Golf in a bubble is, for a while anyway, a way of life.
It’s not so much a question of whether it’s good or bad. It’s just different.
“I think everything is going to be weird,” Johnson said, “just because it’s going to be so different for us from what we’re used to. … It’s all just going to be different.”
What happened at Seminole on Sunday was a brilliant way to start, putting a rarely seen golf course on display, featuring some of the game’s most personable stars and doing it all to raise millions of dollars for COVID-19 relief funds.
When Tiger Woods and Phil Mickelson do it this Sunday with Peyton Manning and Tom Brady, it will be similar. Small but big at the same time because of the personalities.
It’s when the PGA Tour resumes in June at the Charles Schwab Challenge at Colonial – it seems almost certain to happen after initial skepticism – that the new reality will settle in.
As casual golfers, we’ve all felt it, even if some of us have had to wait longer than others for golf to be given the nod to resume. One person to a cart. Flagsticks in. No bunker rakes.
In some ways, the game has been streamlined for us. If leaving the flagstick in seemed strange 16 months ago, it now feels like a way of life going forward. Going back to two players in a cart will slow down the pace of play again.
Getting back to the business of professional golf, it’s a welcome return and a golden opportunity for the game. While other sports try to figure out how and when and if they can get back to their games this year, golf is already there.
The nature of the game helps, obviously. It’s easier to keep your distance on a golf course and the decision to play without spectators for at least the first four events wasn’t really a decision at all. It was the only way and the guess here is it will be a long time before spectators return to golf tournaments.
Getting back to golf isn’t getting back to what was familiar. The PGA Tour is taking this seriously enough that it has told players that their families are not allowed to join them at tournaments. The tour is intent on keeping the bubble tight and contained, as it should.
If you read through the 37-page document the tour has provided to players about how things will operate when play resumes, it’s hard not to ask one question: If it means going to these extremes to play, is it worth it?
If all of these precautions are necessary, maybe the tour shouldn’t be playing. There are, no doubt, some people who feel that way.
“If you have to do all that, doesn’t that tell you something?” one player said.
It seems, however, that the tour is doing all the right things to ensure it’s being careful and conscientious. If this were a bad idea, there are enough voices to warn them off. That hasn’t happened.

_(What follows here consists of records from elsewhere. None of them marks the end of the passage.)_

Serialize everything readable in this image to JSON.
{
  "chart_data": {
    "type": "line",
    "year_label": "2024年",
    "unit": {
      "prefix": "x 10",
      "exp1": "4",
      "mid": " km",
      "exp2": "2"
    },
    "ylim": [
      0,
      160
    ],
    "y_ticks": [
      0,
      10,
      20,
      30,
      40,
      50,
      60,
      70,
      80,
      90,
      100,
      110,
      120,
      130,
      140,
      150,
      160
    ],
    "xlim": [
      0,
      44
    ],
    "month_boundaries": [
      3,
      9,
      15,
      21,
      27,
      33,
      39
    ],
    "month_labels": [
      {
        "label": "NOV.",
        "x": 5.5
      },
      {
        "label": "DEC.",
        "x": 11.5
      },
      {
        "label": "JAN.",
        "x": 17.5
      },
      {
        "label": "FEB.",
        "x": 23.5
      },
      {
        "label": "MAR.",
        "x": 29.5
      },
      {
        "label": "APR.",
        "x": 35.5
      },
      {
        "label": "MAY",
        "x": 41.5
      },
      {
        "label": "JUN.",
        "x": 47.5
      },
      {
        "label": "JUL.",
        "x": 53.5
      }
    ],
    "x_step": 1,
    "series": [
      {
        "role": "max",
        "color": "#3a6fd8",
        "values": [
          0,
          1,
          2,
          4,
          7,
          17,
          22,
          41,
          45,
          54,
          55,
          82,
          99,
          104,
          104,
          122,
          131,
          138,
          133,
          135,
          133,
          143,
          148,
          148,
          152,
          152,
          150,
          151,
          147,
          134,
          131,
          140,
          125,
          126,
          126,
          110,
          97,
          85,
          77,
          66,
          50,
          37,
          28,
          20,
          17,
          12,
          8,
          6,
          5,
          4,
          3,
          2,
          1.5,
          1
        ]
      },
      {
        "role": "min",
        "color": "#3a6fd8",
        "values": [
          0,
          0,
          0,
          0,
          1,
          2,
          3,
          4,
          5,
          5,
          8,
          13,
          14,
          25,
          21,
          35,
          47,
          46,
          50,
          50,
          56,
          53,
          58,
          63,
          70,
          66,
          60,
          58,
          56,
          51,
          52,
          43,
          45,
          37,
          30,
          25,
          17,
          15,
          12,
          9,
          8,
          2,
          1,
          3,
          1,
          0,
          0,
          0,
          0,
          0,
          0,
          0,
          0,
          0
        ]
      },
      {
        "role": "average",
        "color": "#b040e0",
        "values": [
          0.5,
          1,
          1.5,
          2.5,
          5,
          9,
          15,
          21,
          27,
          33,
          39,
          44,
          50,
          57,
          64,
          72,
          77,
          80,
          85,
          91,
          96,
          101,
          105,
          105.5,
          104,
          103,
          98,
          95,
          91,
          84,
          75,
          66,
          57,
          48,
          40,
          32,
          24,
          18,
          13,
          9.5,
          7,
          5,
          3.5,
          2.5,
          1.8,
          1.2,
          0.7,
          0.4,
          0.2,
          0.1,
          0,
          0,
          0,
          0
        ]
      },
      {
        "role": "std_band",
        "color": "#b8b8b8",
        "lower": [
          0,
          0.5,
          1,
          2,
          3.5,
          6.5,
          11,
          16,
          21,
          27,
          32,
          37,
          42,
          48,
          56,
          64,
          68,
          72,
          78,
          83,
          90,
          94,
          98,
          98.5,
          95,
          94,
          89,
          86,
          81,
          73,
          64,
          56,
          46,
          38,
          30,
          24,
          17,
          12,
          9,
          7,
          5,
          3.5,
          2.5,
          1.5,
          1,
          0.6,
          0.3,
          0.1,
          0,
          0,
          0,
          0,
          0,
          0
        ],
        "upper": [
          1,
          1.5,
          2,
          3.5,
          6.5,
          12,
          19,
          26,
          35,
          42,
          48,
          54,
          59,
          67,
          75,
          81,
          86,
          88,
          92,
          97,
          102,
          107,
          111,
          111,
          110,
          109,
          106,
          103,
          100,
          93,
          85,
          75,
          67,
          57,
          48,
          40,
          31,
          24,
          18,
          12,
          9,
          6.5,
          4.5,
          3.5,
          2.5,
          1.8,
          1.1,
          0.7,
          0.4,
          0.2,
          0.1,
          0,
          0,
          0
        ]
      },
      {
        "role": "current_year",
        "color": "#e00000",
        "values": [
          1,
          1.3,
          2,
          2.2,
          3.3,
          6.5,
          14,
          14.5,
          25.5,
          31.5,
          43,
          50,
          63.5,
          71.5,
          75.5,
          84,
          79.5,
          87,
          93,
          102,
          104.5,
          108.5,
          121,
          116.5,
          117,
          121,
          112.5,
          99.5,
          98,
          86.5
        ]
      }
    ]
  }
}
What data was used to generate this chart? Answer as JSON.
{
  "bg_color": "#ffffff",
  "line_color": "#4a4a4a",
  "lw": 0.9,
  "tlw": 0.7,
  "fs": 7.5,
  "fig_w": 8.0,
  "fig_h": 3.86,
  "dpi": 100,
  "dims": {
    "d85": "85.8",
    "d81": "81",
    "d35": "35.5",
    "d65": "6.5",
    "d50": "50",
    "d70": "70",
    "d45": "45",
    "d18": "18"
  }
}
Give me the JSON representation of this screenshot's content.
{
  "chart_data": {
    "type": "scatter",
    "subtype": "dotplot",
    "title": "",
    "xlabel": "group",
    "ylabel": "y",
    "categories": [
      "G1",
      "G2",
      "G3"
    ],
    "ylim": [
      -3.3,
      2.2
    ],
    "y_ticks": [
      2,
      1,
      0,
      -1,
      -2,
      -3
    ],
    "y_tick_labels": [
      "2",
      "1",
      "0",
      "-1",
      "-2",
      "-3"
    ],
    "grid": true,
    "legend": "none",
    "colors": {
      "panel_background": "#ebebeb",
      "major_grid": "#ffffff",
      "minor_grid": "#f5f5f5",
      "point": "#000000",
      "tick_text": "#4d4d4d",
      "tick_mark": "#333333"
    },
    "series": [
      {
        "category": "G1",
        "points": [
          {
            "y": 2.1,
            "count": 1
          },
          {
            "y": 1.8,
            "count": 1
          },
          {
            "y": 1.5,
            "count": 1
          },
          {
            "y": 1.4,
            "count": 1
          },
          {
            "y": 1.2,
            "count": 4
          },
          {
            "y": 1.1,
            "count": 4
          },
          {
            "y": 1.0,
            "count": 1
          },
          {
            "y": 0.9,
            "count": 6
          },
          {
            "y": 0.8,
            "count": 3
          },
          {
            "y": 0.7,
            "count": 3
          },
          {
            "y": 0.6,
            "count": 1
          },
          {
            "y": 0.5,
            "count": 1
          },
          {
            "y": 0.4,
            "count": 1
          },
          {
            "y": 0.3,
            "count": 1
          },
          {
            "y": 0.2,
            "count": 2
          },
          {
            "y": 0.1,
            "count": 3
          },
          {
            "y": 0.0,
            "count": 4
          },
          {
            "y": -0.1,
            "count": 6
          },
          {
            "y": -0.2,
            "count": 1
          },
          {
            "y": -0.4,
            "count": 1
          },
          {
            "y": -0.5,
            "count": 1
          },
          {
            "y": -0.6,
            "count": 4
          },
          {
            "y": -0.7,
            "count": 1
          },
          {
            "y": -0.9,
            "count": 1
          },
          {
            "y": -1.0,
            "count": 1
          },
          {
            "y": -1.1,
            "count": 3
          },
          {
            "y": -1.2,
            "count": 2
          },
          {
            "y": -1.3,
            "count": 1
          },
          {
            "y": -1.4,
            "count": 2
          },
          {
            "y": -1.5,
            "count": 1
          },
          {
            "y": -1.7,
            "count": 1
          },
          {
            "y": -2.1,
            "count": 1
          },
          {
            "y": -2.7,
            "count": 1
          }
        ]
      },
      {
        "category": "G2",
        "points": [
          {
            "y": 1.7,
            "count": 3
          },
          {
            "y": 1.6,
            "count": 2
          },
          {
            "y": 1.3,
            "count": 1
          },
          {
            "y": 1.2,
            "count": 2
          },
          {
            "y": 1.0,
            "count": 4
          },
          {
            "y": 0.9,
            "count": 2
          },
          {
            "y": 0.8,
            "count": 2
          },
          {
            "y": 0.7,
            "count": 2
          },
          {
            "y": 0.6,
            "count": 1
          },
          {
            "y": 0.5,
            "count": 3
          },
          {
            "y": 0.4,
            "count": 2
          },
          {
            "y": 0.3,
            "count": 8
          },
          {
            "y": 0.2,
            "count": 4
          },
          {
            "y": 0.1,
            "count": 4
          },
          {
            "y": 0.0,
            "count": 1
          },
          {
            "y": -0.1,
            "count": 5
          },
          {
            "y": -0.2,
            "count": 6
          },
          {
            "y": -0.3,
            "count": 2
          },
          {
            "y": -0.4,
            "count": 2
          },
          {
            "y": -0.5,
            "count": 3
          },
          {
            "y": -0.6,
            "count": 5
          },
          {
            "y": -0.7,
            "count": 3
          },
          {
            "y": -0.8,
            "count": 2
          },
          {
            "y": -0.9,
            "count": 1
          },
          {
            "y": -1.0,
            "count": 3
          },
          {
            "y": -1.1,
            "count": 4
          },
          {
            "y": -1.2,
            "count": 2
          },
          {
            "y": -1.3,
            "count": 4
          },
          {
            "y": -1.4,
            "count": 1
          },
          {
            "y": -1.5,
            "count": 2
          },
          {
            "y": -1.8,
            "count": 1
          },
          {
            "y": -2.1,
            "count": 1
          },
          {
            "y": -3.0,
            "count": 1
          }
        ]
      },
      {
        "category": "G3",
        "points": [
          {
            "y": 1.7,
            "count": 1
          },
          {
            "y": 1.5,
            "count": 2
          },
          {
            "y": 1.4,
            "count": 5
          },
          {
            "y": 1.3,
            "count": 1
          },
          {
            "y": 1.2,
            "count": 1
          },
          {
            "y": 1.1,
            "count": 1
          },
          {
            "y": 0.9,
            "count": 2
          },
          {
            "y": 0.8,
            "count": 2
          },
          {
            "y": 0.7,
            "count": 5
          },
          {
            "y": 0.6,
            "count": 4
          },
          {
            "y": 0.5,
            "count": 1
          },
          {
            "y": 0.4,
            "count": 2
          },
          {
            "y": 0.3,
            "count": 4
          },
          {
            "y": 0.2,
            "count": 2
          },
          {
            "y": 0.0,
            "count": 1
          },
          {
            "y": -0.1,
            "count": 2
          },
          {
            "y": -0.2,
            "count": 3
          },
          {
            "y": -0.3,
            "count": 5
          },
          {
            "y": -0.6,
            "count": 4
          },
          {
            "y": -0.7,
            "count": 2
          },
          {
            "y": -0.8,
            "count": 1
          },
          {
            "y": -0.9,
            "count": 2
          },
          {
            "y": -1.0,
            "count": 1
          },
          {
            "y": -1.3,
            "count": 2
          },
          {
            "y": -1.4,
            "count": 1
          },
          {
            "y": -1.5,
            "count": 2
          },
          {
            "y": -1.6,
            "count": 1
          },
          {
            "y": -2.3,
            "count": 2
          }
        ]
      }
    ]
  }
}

When play resumes, it looks as though the fields will be stuffed with virtually every top player the first few weeks. Given the dearth of live competition elsewhere, it should add eyeballs to television sets.
It will be strange to watch events with no spectators and the telecasts themselves will be different. Typically, the bulk of television work has been done in cramped quarters, and the details of changing that are still being worked out, according to people in the business.
Some announcers will do their work off-site and, for a while anyway, some of the extra touches we as viewers have become familiar with will be missing.
Since the Players Championship stopped in mid-March, the only action has been the reshuffling of schedules, fitting parts into places they wouldn’t normally fit, all while hoping the world outside would improve enough to allow tournament golf to resume.
Sunday at Seminole was a happy renewal, even if it was small and wrapped in a protective bubble. It felt like the first step in the way forward.